Puede moler la remolacha con batidos o combinarla con jugo de limón, jugo de manzana o jugo de zanahoria para crear un sabor más fácil de beber. Además, la remolacha asada también es un ingrediente adecuado para ensaladas.
Verduras crucianas
Las verduras crucíferas como el brócoli, la col rizada y el brócoli blanco contienen sulforafano y muchos compuestos vegetales beneficiosos, que ayudan a apoyar la actividad de las enzimas de desintoxicación hepática y mejoran la capacidad de eliminación de residuos.
Además, el repollo, la col rizada y el bok choy también son opciones nutritivas.

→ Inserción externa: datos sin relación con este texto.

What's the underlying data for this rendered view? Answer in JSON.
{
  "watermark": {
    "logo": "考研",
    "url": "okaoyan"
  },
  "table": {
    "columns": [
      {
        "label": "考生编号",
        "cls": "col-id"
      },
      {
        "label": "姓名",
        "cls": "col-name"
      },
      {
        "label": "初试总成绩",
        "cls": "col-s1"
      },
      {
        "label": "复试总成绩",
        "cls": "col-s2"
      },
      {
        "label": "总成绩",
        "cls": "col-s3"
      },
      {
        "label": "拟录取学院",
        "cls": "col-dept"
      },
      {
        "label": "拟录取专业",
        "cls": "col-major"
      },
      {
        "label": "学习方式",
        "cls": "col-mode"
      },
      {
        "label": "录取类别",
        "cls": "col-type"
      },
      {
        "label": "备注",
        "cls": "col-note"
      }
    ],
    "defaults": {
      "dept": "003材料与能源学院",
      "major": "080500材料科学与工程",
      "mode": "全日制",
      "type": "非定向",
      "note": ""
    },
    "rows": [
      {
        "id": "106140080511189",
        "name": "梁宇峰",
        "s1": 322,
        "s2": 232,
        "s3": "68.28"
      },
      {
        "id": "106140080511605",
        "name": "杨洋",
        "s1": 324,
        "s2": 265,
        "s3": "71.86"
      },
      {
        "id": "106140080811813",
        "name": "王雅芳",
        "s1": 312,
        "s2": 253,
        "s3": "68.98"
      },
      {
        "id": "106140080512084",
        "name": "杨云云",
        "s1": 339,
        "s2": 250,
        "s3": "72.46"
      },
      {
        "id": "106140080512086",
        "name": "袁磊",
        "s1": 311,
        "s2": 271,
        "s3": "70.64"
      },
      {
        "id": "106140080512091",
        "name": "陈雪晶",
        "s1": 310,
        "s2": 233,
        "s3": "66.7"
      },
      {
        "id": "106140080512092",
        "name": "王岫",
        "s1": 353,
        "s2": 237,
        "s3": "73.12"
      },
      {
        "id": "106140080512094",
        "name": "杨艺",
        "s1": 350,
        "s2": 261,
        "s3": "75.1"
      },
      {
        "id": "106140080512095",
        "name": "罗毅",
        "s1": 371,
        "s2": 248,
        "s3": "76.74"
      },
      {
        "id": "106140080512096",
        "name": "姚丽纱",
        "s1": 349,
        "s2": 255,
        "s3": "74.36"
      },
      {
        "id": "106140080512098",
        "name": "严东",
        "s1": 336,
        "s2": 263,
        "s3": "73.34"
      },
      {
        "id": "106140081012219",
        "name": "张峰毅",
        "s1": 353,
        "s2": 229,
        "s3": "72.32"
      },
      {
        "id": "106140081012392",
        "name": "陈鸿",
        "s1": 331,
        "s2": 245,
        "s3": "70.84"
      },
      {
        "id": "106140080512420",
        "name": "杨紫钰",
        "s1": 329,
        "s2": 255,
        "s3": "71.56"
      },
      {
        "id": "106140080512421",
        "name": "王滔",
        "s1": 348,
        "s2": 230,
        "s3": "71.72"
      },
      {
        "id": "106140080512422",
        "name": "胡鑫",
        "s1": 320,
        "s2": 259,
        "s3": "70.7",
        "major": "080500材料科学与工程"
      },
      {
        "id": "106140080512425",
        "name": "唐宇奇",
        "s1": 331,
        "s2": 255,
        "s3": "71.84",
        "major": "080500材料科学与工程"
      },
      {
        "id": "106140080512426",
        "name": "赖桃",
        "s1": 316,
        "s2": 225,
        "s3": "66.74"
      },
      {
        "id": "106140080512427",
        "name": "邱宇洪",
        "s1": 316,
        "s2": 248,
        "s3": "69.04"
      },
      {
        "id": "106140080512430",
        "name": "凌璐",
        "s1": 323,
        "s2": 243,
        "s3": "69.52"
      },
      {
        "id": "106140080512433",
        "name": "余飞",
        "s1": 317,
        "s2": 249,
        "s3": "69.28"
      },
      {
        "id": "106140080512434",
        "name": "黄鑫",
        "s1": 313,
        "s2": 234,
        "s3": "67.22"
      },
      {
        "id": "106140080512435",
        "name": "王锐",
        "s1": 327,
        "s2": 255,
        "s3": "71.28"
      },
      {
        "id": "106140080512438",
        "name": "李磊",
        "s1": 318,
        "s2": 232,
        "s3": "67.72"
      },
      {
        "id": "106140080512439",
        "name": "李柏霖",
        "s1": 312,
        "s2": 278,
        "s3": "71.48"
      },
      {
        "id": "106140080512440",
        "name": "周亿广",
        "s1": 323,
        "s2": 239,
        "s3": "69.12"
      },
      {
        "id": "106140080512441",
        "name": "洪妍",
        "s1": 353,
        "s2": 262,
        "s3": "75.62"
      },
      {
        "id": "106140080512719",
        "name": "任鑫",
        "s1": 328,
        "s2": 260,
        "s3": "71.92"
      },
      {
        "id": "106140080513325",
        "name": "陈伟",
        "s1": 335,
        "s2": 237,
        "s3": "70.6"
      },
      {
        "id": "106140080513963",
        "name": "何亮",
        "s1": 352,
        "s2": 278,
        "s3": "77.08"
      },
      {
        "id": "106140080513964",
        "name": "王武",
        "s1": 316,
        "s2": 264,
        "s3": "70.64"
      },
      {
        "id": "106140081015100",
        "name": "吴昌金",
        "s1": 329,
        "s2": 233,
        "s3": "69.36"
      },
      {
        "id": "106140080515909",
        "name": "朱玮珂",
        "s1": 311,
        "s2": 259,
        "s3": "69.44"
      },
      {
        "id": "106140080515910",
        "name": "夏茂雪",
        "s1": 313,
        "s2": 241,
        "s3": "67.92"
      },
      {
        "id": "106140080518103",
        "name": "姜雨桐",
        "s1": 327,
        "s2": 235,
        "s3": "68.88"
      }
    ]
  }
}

Se pueden preparar herviéndolos, al vapor, a la parrilla, salteados o agregados a sopas y cereales.
Verduras de hoja verde
Las verduras de hoja verde como las espinacas y la lechuga son una rica fuente de vitaminas, minerales y compuestos vegetales beneficiosos para el hígado. Estas verduras contienen luteína, quercetina y muchos otros antioxidantes, que pueden ayudar a reducir la inflamación y proteger las células hepáticas de los agentes nocivos.
Las verduras de hoja verde también son muy fáciles de agregar al menú diario a través de ensaladas, batidos o platos de cereales integrales.